Any game that establishes a strong presence in culture immediately engages with innumerable cultural structures. Take Basketball, for example. With what contexts outside of the magic circle does the game connect? We could consider the roles of players, coaches, referees, cheerleaders, or fans, each of whom affects the cultural identity and experience of the game. There is the physical context of the arena to consider, as well as the roles of the vendors, technicians, ticket scalpers, and mascots. What about the context of the media, including television and radio announcers, newspapers, satellite broadcasting, and Pay-Per-View TV? Or the economics that make the game possible, from ticket and licensed t-shirts sales to the negotiation of player salaries? Then there are the professional organizations that regulate and administrate the game. For fans or players of the game, Basketball can also be a context for establishing social status, group affiliation, cultural identity, or access to a college education. Every one of these elements contributes to the overall cultural significance of the game. Whether players and spectators realize it or not, when they play or watch a game they are taking part in generating, embodying, and transforming these cultural meanings. These meanings are not fixed, but are always in some way "at play" within existing cultural structures.

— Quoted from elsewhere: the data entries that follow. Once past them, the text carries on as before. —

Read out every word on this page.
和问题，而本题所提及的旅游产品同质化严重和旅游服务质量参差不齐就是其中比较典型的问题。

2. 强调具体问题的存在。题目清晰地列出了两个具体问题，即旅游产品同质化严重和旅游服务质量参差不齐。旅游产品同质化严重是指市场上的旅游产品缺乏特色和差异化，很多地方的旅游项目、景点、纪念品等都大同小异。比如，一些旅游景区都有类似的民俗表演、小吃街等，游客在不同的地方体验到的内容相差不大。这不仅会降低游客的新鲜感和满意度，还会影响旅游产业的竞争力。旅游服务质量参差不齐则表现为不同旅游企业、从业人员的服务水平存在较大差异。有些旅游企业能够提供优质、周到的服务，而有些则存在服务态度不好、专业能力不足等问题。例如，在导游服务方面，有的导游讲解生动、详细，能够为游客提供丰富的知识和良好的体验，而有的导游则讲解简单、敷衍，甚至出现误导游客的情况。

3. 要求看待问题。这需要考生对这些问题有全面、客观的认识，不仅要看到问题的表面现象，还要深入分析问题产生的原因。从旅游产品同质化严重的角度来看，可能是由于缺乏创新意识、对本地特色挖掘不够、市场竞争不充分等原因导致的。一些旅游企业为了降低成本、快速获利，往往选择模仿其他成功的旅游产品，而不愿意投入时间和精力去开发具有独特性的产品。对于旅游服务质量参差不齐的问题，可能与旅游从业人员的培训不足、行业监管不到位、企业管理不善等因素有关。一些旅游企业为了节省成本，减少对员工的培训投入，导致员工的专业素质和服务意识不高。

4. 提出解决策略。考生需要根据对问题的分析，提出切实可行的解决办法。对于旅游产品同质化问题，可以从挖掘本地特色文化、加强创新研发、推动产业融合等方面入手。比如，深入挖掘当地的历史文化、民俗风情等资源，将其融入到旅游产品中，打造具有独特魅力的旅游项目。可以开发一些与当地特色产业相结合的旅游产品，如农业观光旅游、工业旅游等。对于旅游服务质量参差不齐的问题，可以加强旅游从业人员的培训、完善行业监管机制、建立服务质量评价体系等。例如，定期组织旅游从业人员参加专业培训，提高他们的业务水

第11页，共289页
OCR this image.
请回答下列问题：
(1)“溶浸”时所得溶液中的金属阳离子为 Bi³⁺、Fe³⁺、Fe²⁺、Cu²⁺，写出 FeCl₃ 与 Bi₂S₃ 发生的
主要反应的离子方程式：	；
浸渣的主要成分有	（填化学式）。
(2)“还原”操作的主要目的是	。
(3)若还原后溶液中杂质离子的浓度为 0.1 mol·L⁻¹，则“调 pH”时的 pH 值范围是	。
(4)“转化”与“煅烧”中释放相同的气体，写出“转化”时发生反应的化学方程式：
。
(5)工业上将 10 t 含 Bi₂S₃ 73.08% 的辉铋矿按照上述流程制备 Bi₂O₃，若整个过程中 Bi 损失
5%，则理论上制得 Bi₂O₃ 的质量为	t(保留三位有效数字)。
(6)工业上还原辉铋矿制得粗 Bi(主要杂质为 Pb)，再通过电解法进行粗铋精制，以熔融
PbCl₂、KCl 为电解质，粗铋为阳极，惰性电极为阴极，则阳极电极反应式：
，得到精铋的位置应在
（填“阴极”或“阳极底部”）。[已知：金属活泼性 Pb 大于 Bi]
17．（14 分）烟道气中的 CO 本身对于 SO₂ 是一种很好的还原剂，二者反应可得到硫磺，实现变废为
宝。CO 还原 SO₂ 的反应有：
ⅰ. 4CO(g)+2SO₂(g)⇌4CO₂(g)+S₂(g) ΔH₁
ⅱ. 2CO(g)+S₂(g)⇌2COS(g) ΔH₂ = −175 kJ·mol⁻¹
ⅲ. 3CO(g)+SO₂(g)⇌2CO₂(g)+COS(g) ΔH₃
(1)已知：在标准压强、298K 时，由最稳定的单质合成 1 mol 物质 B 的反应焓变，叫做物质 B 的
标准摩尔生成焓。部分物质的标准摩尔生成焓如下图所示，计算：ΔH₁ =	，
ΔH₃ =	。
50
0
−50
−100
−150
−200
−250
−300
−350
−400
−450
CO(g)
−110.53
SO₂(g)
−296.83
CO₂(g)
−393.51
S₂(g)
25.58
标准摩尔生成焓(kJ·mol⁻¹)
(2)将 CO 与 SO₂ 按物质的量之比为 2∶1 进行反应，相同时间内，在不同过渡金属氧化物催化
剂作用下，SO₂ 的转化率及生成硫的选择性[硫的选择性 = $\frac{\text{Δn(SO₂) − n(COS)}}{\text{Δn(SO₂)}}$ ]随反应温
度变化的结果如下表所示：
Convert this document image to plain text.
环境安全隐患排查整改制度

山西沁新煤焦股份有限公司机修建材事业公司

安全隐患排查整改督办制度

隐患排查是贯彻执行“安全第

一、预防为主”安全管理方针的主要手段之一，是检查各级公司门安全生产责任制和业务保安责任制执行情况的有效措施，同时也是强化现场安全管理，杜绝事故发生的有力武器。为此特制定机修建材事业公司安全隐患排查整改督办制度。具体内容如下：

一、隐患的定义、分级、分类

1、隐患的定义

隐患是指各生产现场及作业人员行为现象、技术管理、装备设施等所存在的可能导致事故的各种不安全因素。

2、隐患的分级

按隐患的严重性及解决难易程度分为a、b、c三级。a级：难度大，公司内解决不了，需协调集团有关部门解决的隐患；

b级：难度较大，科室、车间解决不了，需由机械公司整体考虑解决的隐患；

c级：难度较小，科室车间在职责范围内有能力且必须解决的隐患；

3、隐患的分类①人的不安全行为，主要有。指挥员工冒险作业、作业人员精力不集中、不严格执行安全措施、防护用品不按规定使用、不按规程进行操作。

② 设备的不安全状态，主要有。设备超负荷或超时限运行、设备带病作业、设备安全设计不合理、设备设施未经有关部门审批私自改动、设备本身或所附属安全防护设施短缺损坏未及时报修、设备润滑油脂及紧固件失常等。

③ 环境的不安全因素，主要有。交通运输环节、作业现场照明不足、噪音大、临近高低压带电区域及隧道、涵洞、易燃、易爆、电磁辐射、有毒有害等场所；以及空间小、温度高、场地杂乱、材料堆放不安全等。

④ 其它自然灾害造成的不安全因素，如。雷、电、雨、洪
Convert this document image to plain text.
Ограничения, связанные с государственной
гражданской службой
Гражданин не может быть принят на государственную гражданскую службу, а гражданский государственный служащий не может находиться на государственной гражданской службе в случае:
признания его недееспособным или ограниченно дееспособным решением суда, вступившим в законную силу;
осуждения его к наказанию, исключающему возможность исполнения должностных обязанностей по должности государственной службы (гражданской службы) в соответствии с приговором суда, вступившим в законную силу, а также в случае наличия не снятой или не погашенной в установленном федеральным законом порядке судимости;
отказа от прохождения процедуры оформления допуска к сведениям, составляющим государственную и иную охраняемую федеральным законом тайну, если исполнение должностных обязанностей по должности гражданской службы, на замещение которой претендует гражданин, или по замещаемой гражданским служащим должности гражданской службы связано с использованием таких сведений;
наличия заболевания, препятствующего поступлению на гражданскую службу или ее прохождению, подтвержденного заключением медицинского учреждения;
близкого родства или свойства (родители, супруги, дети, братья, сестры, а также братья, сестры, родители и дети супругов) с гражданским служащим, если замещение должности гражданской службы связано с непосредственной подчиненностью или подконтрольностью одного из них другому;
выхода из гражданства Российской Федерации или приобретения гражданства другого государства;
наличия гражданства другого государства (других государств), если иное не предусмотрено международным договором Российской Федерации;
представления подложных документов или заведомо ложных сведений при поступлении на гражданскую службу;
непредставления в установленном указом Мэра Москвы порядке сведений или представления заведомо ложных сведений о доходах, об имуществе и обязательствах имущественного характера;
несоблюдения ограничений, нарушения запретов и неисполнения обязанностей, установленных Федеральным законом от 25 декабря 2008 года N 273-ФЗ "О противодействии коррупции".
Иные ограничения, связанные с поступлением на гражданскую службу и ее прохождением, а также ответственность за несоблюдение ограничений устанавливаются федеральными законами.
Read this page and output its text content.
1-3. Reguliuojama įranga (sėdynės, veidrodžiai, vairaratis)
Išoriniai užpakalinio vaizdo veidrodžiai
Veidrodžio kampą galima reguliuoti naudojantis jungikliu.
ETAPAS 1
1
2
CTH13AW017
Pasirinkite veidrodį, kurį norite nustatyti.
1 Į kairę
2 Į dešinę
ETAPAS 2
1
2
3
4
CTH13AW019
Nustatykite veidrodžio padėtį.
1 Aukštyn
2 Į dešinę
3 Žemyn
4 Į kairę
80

As we know from earlier chapters, play is free movement within more rigid structures. Recognizing just what cultural structures can be brought into the cultural play of a game is a powerful design strategy. Grand Theft Auto III, for example, plays with the mythos of urban criminal culture and gangster cinema; Jet Grind Radio offers a stylish sci-fi exposition on graffiti and skate cultures. Silent Hill II, on the other hand, looks to the genres of horror and film noir for its cultural play.This kind of play can pair the more rigid forces of cultural convention with the loose and poetic qualities of human participation. As we play a game like Jet Grind Radio or GTA III, we are not just playing with the game rules: we are also playing with the rules and conventions of culture that the games reflect and transform.

[3]Stefan Fatsis, Word Freak: Heartbreak, Triumph, Genius, and Obsession in the World of Competitive Scrabble Players (Boston: Houghton Mifflin, 2001), p. 4.